Pisa Katedrali (Duomo)
Yapım çalışmaları 1063 yılında başlayan katedralin 12. Yüzyıldan kalma ve değişik motiflerle süslenmiş 4 katlı ön cephesi gerçekten de görülmeye değerdir. Katedralin duvarları da Carrara mermeri denilen beyaz parlak mermerle yapıldığı için muhteşem bir görüntü sergilemektedir. Mimari Buscheto’dur ve usta mimar haklı bir gururla katedralin sol uçtaki kemerine “Bu mermer kilisenin bir eşi daha yoktur” diye yazmıştır. Gerçekten eşine nadir rastlanacak eserlerden biri bu katedral. Katedrale giriş ücretsiz. İçeride mutlaka görülmesi gereken eser de Giovanni Pisano’nun 14. Yüzyılda yaptığı mermer vaiz kürsüsüdür. Biletleri şuradaki internet sitesinden alabilirsiniz.
Pisa Kulesi ve hakkındaki ilginç bilgiler (Torre di Pisa)

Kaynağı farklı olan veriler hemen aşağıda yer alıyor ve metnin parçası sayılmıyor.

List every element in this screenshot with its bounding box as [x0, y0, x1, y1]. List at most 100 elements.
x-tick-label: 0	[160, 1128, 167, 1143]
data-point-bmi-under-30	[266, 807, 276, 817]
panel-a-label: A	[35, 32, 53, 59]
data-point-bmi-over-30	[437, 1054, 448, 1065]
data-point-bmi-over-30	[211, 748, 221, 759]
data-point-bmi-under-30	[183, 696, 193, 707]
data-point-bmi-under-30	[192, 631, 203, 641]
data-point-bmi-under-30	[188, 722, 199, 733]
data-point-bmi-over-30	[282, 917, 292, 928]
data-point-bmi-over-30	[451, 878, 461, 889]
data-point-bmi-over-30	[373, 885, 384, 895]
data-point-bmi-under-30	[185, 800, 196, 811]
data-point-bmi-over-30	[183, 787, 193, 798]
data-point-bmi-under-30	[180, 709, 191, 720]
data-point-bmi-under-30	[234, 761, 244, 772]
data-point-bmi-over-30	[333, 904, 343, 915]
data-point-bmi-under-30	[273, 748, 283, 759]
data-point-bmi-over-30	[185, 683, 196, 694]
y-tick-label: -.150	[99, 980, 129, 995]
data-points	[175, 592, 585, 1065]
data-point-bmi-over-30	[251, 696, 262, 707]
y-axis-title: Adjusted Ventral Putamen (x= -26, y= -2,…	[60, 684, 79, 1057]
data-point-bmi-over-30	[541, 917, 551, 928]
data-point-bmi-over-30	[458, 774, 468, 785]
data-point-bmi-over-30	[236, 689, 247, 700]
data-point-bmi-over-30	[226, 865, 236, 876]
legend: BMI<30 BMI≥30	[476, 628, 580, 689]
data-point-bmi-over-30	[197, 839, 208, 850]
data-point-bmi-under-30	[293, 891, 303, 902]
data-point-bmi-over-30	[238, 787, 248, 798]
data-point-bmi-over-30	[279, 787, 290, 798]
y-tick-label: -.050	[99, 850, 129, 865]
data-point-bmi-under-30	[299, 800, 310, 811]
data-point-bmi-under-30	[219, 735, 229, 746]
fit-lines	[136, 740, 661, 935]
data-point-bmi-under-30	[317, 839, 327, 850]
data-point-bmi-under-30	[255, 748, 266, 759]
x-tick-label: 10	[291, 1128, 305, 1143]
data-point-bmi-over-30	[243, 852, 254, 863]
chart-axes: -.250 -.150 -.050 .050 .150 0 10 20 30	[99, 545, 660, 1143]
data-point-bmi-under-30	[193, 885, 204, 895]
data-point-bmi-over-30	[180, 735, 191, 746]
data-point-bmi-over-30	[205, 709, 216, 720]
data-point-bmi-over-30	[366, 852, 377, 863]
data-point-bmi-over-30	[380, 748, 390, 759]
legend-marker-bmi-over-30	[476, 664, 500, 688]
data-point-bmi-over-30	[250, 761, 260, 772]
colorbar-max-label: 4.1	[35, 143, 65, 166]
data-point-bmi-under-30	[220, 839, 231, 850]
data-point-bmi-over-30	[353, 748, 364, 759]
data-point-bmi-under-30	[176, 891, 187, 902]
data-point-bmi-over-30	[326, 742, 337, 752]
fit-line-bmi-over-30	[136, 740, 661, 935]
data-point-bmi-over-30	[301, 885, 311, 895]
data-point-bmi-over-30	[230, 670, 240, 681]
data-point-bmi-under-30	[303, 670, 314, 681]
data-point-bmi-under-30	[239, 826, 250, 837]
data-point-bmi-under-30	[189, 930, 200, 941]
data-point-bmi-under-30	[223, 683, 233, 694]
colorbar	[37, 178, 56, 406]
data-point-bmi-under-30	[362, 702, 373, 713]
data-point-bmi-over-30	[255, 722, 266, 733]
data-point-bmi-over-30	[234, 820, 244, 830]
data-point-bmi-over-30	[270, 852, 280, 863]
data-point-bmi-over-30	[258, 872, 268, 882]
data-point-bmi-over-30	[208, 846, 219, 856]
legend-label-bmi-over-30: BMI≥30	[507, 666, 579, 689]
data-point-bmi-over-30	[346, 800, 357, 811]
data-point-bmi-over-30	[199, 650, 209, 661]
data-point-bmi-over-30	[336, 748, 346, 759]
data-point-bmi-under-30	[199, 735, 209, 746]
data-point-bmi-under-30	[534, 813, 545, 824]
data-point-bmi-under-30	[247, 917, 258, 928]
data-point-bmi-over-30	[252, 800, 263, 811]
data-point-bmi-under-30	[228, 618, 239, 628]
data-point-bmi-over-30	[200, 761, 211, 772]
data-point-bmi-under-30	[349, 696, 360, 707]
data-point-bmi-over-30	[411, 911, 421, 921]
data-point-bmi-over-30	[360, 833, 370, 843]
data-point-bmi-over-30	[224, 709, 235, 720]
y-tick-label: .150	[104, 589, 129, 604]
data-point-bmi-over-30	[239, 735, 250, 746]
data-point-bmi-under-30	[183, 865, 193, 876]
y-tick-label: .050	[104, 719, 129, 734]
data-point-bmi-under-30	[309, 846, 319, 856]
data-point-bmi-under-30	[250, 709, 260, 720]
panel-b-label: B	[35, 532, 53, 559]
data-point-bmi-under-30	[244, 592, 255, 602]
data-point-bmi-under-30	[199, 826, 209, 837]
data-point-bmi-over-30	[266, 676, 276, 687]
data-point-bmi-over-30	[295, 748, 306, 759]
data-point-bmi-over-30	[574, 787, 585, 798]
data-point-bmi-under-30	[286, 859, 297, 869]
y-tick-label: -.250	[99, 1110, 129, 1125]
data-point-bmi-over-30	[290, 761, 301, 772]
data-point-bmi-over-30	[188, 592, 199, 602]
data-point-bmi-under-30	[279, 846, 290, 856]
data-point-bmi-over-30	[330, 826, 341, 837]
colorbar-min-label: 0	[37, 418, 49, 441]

Öncelikle Pisa Kulesi’nin hikayesi ve neden eğri olduğuyla başlayalım. Kule’nin bulunduğu alana Campo del Miracoli yani Mucizeler Meydanı deniliyor. Pisa Kulesi de aslında yine bu meydanda yer alan ve yapımına kendisinden yaklaşık 100 yıl önce (1063) başlanan Pisa Katedrali’nin çan kulesi olması için yapılmıştır. Yapımına 1173’te başlanan kule sekiz katından üçüncüsü çıkılmışken eğilmeye başlıyor. Ancak bu eğrilme kulenin yapımını engellememiş ve 1350 yılında kulenin inşası tamamlanmıştır. 54.5 metre olan Pisa Kulesi’nin eğimi yüzyıllar boyunca sürmüş ve 20. Yüzyılda yapılan ölçümlerde kulenin ana akstan 4.5 metre uzaklaştığı saptanmıştır. Yıkılacağından korkulduğu için 1990’larda bir ara ziyarete kapatılmıştır. Eğimin karşı tarafından biraz toprak çıkarılmasıyla 2000’li yılların başında eğriliği %10 oranında düzeltilmiş olsa da çalışmalara devam edilmiştir.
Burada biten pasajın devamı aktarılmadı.